To: dumbmoney who wrote (7926)5/23/1998 11:30:00 PM
From: Dwight E. Karlsen  Read Replies (1) | Respond to of 74651
 
Microsoft has an absolute right under the law to make the best product they can.

Absolutely, I agree. It seems to me that any freedom-loving American should also agree. Bill Gates didn't make any secret of the fact that Netscape was a competitor. In his Monday response, he said, "Let me be very clear on something: Netscape chose to position themselves and their product as a head-to-head competitor with Microsoft." He went on to say that Netscape and Sun et al made statements which indicated that their game plan was to develop Java to the extent that eventually it would render the Windows OS useless, making it fail in the marketplace.

Now I personally think that this is all just your normal competitive positioning amongst competitors. People make wild speculative statements. But it does show that Microsoft had essentially been "put on notice". What was Microsoft supposed to do, roll over and die? Certainly they are higher quality people than that. They have spirit, and don't shrink from challenges. So yes of course, Microsoft got very competive wrt Netscape, but that's not illegal.

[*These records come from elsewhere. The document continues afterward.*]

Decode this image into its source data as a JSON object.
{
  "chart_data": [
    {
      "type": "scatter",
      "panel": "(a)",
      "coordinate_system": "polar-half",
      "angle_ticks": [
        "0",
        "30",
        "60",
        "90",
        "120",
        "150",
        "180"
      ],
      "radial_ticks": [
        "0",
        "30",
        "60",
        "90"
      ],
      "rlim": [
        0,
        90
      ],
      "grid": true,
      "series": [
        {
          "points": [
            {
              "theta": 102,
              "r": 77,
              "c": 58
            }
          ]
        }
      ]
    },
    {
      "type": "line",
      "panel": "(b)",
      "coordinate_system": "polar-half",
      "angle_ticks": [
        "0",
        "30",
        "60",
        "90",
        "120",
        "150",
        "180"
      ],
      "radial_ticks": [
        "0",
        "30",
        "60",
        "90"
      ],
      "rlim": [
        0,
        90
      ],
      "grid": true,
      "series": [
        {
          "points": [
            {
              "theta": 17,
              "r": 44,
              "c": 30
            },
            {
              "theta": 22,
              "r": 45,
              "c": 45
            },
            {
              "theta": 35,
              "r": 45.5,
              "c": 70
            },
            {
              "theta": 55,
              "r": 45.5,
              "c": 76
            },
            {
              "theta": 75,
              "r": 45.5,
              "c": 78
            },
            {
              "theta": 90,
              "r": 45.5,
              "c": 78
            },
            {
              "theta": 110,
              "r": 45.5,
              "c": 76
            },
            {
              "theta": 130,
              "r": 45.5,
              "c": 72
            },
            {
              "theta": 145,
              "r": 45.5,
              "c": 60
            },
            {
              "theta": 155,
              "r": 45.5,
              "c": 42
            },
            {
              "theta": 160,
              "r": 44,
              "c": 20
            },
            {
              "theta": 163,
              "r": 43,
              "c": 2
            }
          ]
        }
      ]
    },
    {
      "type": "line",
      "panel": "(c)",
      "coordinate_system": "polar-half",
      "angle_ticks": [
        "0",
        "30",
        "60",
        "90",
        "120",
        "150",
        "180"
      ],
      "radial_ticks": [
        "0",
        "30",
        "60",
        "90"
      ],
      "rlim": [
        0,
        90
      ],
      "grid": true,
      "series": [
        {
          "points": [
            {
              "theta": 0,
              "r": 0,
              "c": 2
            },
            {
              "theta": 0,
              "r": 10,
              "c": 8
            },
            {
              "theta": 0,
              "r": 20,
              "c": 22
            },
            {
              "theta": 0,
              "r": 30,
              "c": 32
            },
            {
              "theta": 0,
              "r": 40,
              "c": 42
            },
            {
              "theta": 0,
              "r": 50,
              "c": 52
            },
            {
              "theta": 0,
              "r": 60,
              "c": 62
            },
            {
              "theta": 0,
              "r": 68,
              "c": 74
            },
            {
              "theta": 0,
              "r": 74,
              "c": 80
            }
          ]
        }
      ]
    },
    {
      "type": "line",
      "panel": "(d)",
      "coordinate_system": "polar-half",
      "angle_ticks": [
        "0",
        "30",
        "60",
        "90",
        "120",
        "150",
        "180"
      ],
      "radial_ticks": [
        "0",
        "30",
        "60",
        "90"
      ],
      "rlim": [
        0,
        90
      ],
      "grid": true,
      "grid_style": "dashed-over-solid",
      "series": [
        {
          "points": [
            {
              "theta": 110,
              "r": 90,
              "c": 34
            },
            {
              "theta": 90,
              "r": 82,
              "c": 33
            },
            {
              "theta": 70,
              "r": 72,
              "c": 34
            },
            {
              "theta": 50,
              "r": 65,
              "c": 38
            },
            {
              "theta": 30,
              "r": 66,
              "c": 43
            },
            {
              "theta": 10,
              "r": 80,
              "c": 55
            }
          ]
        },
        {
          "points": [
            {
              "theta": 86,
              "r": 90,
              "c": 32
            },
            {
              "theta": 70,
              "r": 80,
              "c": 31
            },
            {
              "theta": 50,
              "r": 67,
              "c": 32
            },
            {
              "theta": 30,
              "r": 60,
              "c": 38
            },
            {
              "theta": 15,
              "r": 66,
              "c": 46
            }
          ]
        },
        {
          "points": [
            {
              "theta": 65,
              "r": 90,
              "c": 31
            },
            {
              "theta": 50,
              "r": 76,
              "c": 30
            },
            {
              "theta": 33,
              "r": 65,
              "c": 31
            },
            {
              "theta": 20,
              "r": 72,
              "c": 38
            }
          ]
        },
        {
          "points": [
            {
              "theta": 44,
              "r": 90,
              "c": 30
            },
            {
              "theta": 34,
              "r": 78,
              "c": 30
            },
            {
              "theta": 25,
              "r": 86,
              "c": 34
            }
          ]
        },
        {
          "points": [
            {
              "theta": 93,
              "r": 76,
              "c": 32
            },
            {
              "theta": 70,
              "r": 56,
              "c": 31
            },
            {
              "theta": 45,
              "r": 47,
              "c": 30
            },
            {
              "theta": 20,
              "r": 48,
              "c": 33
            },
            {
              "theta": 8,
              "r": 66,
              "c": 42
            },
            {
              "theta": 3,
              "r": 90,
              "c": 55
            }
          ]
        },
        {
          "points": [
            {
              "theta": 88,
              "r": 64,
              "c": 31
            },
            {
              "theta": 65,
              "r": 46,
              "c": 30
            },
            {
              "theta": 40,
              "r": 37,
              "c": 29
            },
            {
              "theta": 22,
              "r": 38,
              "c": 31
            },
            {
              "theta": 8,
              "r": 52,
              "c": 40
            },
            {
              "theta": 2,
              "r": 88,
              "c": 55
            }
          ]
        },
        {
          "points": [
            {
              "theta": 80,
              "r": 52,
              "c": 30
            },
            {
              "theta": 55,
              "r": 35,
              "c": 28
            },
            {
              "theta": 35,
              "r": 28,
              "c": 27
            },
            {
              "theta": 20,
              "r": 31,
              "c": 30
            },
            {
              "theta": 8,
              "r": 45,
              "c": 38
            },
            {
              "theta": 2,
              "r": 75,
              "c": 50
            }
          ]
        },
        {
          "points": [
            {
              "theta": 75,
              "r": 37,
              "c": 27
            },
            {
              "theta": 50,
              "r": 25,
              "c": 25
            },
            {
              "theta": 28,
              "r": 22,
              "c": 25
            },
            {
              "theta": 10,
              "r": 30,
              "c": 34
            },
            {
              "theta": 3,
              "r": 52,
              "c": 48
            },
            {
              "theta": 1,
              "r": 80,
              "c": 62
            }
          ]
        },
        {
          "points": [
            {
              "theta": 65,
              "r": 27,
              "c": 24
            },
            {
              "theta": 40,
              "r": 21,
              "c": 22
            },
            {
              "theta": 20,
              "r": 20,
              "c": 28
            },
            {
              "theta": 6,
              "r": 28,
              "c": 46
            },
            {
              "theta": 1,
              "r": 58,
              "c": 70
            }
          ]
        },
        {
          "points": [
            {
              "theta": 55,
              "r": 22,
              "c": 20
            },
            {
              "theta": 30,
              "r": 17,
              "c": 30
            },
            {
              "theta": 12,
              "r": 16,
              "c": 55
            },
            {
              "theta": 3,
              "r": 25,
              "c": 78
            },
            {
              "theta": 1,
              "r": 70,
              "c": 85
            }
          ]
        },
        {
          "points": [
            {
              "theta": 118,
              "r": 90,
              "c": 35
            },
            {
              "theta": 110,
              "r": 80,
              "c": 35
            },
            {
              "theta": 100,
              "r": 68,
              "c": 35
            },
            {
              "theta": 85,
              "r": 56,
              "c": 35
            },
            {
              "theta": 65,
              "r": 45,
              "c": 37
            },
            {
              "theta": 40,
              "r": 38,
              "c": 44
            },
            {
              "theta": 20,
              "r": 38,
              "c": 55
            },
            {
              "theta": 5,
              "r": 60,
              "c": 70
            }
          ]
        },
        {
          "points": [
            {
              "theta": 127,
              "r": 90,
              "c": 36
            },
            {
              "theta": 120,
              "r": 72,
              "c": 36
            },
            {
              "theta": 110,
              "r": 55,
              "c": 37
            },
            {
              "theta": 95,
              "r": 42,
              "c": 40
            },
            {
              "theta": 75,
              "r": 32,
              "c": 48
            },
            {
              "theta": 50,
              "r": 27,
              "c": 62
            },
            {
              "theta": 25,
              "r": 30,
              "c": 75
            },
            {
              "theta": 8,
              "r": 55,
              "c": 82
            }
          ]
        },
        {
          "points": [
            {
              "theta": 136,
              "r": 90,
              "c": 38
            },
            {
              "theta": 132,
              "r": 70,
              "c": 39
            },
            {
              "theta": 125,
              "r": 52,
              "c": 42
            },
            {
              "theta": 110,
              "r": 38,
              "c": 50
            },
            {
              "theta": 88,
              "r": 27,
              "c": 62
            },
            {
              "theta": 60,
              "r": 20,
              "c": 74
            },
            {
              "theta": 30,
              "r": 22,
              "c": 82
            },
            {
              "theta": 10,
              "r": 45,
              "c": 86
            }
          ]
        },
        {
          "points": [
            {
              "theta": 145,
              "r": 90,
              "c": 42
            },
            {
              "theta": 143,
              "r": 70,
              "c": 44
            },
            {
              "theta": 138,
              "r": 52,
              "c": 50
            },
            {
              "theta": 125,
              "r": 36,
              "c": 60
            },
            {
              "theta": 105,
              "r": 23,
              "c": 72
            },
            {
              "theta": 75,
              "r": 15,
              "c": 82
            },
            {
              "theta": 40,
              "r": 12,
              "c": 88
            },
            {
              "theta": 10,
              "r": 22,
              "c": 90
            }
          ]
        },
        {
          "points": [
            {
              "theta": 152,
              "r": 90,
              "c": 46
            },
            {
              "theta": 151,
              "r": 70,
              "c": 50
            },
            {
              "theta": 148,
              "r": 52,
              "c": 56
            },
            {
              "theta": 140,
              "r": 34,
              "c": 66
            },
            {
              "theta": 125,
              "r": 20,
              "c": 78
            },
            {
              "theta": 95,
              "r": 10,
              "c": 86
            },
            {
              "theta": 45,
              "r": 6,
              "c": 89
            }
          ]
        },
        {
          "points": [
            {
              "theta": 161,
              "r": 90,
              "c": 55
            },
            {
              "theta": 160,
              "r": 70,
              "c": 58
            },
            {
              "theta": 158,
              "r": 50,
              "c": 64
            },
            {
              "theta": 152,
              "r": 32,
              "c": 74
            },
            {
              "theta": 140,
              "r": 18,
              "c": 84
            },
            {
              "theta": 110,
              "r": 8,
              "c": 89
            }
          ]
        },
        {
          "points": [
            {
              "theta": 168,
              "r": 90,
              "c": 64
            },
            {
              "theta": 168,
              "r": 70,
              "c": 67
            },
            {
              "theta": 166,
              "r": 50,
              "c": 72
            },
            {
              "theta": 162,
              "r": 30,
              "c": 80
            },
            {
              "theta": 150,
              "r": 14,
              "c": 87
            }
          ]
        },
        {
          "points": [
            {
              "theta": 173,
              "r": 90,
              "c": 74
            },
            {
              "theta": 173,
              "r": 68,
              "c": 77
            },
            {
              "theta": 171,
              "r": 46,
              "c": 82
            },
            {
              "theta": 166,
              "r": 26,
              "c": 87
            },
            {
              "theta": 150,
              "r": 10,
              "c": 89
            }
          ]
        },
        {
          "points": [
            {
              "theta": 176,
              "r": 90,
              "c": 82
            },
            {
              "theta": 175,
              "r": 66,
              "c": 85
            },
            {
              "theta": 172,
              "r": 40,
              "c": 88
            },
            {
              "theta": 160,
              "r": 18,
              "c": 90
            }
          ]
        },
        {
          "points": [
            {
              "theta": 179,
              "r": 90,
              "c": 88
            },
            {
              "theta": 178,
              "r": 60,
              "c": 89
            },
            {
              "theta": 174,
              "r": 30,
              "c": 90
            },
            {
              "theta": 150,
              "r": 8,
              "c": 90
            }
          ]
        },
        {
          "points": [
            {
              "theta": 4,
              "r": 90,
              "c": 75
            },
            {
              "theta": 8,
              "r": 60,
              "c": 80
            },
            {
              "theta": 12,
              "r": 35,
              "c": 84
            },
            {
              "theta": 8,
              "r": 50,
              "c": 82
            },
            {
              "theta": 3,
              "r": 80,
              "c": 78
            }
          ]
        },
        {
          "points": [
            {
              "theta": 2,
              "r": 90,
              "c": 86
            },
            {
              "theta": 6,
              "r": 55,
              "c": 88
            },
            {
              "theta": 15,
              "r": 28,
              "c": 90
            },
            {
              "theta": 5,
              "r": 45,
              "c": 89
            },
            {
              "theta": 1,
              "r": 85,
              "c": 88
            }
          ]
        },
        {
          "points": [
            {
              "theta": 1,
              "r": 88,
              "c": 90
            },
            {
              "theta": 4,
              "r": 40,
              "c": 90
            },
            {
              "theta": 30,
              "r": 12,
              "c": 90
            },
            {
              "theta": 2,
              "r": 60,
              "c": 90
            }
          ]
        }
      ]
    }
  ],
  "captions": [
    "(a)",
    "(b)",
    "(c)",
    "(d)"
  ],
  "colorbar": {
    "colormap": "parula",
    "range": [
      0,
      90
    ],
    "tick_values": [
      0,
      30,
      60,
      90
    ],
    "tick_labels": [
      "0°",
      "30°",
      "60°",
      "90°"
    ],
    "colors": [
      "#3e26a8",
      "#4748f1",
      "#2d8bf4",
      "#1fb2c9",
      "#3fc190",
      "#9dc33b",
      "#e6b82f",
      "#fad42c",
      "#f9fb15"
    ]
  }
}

And like you say, even if everything else is put aside, where the DOJ will lose is that MSFT has a right to improve it's products for whatever reason they want to - even if one of those reason is to compete in the marketplace (the DOJ has people thinking that competing in the marketplace with a better product is some kind of crime. Incredible).



To: dumbmoney who wrote (7926)5/24/1998 7:36:00 PM
From: Hal Rubel  Read Replies (1) | Respond to of 74651
 
Rights Under the Law

RE:'Microsoft has an absolute right under the law to make the best product they can."

Actually, this is a fake issue:
Used mostly in arguments to gloss over the use of illegal business practices disguised as technical necessities.